Numerical Simulation of Coupled Transport and Reaction Process in Catalyst Particle for Carbon Dioxide Methanation
ZHANG Chun1, ZHAO Yunpeng1, LAN Xingying1, GAO Jinsen1, SU Mengjun2, SHI Xiaogang1
1. State Key Laboratory of Heavy Oil Processing, China University of Petroleum (Beijing), Beijing 102249, China;
2. CNOOC Institute of Chemicals & Advanced Materials (Beijing) Company Limited, Beijing 102209, China
Abstract:CO2 methanation has emerged as a promising approach for its green utilization. Understanding the coupled diffusion and reaction mechanism within catalyst particles in this reaction system is important. To address this issue, a comprehensive mathematical model was developed to investigate the CO2 methanation reaction in catalyst particles of various shapes, including sphere, cylinder, trefoil, and butterfly. Computational fluid dynamics (CFD) simulations were employed to study the impact of catalyst size and reaction conditions on the reaction rate.
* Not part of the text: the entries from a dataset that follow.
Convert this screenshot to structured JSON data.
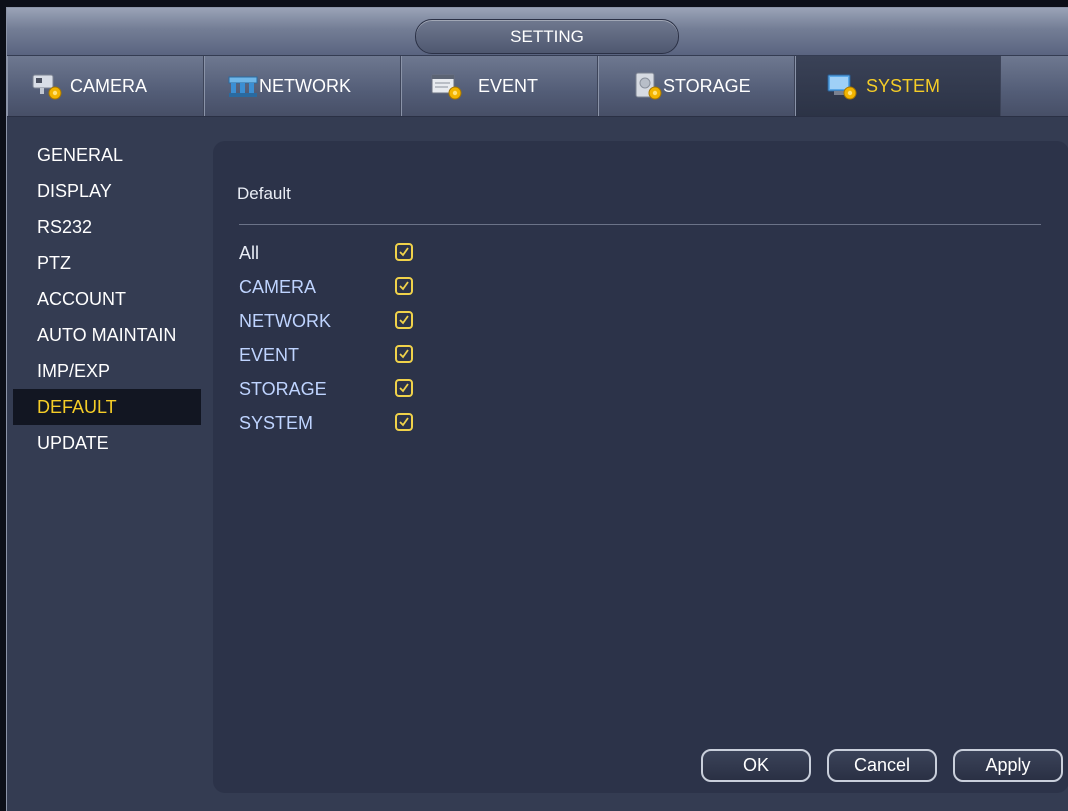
{
  "window": {
    "title": "SETTING"
  },
  "tabs": [
    {
      "label": "CAMERA",
      "icon": "camera-settings-icon",
      "active": false
    },
    {
      "label": "NETWORK",
      "icon": "network-settings-icon",
      "active": false
    },
    {
      "label": "EVENT",
      "icon": "event-settings-icon",
      "active": false
    },
    {
      "label": "STORAGE",
      "icon": "storage-settings-icon",
      "active": false
    },
    {
      "label": "SYSTEM",
      "icon": "system-settings-icon",
      "active": true
    }
  ],
  "sidebar": {
    "items": [
      {
        "label": "GENERAL"
      },
      {
        "label": "DISPLAY"
      },
      {
        "label": "RS232"
      },
      {
        "label": "PTZ"
      },
      {
        "label": "ACCOUNT"
      },
      {
        "label": "AUTO MAINTAIN"
      },
      {
        "label": "IMP/EXP"
      },
      {
        "label": "DEFAULT",
        "active": true
      },
      {
        "label": "UPDATE"
      }
    ]
  },
  "panel": {
    "title": "Default",
    "options": [
      {
        "label": "All",
        "checked": true
      },
      {
        "label": "CAMERA",
        "checked": true
      },
      {
        "label": "NETWORK",
        "checked": true
      },
      {
        "label": "EVENT",
        "checked": true
      },
      {
        "label": "STORAGE",
        "checked": true
      },
      {
        "label": "SYSTEM",
        "checked": true
      }
    ]
  },
  "buttons": {
    "ok": "OK",
    "cancel": "Cancel",
    "apply": "Apply"
  },
  "colors": {
    "accent": "#f5cd27",
    "background": "#343c52",
    "panel": "#2c3349",
    "option_label": "#bfd4ff"
  }
}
The findings revealed that the butterfly catalyst exhibited the least limitation in terms of internal diffusion, and its effective factor decreased about 0.5% when the catalyst size increased by 20%. With the increase of inlet velocity, the reactants in contact with the catalyst increased per unit time, the inlet velocity increased by 50%, and the reaction rate increased by 0.7%. The reaction rate increased by more than 40% for every 30 K increase in reaction temperature, but the performance of catalyst decreased with temperature increase. The increase of reaction pressure not only increased the reaction rate, but also increased the catalyst effective factor by 1.2% when the reaction pressure increased by 0.20 MPa. The simulation results have a certain guiding significance for the optimization of catalyst and the improvement of reactant conversion.
ZHANG Chun,ZHAO Yunpeng,LAN Xingying et al. Numerical Simulation of Coupled Transport and Reaction Process in Catalyst Particle for Carbon Dioxide Methanation[J]. Chemical Reaction Engineering and Technology, 2025, 41(5): 567-577.